Naturally, as you grow up, your risk appetite decreases. Family obligations, a more demanding lifestyle, visa requirements, a hard-to-get well-paid job, the list goes on… Is the startup dream over for you? I believe not – actually quite the opposite! Here’s how:

First of all, later on in your career, you are a better founder! Both as a professional and as a leader, experience matters. Building and managing a team, raising money, converting customers – all become easier. Risk appetite aside, time is your friend!

But how do you work with your increasing aversion to risk? To begin with, such an aversion is to be desired! Your opportunity cost is now higher, and so needs to be your threshold for taking the leap. Start with a hard look at a company’s very existence; having a high bar helps.

A workaround that prevailed in the past couple years was to start with raising money. Some strong resumes, a few nice looking slides and, voila – you start with no risk, only the upside! Well, this is probably not on the table anymore. And it is not recommended either. Why?

At the very early days, you’d rather optimise for flexibility. Growing the team on a questionable plan, and having to communicate changes to both your team and investors, slows you down. At best, you’ll perform a local optimization. At worst, you are setting this up for failure.

So, what can you do instead? Plus, in a market that is transitioning from the great resignation to not-so-great layoffs, where capital is becoming harder to get access to, does it even make sense to consider quitting your fantastic job in pursuit of startup happiness?

Here’s the thing: You DON’T need to quit your job to start up – at least at the very beginning. Start with investing your free time first. Hack a first prototype. Talk to some friendly customers. Show things around. And take your time, to digest feedback, iterate and proceed.

Make no mistake, truly committing your free time is not an easy feat. Between family, friends and hobbies, your work life balance will suffer dearly. It’ll be demanding, also quite telling of what’s to follow. And it’ll help you test things out while limiting your upfront risk.

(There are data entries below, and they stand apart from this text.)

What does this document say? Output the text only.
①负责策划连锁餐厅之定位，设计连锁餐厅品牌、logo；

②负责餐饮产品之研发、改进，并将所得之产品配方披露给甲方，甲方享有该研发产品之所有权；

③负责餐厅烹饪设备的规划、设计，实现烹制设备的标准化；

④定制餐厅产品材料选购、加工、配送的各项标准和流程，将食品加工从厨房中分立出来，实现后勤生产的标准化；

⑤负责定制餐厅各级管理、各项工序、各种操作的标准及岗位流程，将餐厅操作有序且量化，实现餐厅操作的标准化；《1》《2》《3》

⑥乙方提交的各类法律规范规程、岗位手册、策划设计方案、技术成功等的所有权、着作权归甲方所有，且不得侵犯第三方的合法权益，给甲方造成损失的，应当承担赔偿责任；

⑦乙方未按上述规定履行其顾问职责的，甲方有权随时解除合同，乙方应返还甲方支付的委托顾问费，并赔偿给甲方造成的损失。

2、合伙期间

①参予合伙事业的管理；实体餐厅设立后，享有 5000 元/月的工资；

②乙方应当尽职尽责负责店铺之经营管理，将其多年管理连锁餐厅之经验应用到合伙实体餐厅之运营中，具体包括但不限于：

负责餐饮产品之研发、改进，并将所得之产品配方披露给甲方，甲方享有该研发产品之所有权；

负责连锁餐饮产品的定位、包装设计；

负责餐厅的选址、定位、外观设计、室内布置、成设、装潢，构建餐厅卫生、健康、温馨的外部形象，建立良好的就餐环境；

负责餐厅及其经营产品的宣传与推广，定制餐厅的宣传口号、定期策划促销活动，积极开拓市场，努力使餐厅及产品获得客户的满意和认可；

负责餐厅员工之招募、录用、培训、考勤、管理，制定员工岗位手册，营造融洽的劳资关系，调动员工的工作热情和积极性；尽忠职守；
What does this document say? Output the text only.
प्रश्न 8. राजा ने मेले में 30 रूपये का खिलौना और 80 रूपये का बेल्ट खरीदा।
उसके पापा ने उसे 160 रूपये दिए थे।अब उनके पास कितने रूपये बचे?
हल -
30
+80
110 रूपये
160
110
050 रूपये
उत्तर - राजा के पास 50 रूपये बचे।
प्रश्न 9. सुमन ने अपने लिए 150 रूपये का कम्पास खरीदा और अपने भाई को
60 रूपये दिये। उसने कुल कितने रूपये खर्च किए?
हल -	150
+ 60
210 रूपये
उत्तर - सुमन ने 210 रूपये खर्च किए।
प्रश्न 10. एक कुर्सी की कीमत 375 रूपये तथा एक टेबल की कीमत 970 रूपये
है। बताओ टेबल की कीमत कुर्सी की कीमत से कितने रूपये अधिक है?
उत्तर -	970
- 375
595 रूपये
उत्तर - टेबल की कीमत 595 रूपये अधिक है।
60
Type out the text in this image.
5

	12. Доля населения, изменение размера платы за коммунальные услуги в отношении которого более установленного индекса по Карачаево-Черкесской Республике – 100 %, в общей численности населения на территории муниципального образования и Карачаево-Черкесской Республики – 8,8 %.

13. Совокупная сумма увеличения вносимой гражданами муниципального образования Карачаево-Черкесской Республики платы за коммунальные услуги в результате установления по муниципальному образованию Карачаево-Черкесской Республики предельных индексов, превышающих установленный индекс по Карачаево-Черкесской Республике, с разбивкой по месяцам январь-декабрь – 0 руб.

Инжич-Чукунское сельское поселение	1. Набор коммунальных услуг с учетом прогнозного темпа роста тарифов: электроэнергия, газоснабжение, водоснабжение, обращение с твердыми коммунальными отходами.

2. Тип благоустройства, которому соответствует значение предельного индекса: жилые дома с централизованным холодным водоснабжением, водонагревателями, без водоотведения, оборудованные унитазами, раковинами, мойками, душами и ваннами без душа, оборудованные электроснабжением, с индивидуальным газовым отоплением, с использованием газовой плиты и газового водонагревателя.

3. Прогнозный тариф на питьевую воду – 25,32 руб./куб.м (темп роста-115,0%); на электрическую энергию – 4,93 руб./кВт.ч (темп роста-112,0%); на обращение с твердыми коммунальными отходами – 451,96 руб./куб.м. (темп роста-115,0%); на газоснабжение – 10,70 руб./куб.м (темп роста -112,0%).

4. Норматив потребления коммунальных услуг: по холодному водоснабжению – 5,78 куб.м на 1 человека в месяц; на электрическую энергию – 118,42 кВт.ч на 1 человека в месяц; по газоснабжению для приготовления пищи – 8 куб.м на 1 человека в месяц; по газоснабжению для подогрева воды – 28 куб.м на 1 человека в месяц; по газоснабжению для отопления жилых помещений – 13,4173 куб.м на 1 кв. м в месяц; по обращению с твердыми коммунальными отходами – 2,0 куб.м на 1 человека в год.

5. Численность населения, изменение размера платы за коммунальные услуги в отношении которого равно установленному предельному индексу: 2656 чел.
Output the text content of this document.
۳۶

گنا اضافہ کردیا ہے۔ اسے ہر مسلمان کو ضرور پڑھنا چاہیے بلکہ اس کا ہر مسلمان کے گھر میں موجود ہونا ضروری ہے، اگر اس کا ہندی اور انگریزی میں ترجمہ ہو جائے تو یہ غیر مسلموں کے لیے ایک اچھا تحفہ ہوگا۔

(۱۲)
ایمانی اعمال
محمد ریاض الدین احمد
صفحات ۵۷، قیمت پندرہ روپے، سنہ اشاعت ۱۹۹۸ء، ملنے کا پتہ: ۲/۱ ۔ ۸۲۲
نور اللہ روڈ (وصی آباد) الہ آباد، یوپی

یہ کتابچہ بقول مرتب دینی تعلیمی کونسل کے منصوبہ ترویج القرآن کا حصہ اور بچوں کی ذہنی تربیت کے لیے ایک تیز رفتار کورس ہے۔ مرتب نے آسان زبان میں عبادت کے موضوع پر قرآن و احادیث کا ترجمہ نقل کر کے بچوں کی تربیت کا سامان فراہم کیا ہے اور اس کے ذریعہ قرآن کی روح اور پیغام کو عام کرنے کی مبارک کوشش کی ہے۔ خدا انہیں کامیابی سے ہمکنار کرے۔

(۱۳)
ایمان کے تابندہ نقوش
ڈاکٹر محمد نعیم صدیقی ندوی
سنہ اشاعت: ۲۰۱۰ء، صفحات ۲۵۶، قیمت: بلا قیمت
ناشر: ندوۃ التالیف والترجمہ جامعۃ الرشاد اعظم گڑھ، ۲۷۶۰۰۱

Having very limited resources initially available also helps! You focus on what matters, stick with the people who want it as much as you do, and make hard decisions earlier on. You’ll be surprised by how much you can achieve just between you and/or your cofounders.

And then, fingers crossed, magic happens! Things start to work out. Putting in the time comes easier. Your ‘day job’ fades out in the background. It becomes evident. This is it – it’s your thing. Commitment comes naturally. Your concerns are now gone – for good!

Ideally, you now have all options in front of you. You can keep this as a side gig – but this won’t make a lot of sense anymore… You can quit and grow this organically – it can soon start paying your bills! Or you can raise money on a solid basis and step on the gas…

I believe the above provides for a relevant path to starting up for seasoned professionals who prefer a more calculated approach to risk taking. Of course, there is no single path to success, and I, for one, am quite biased in Marathon Venture Capital‘s context. I hope you put it in good use!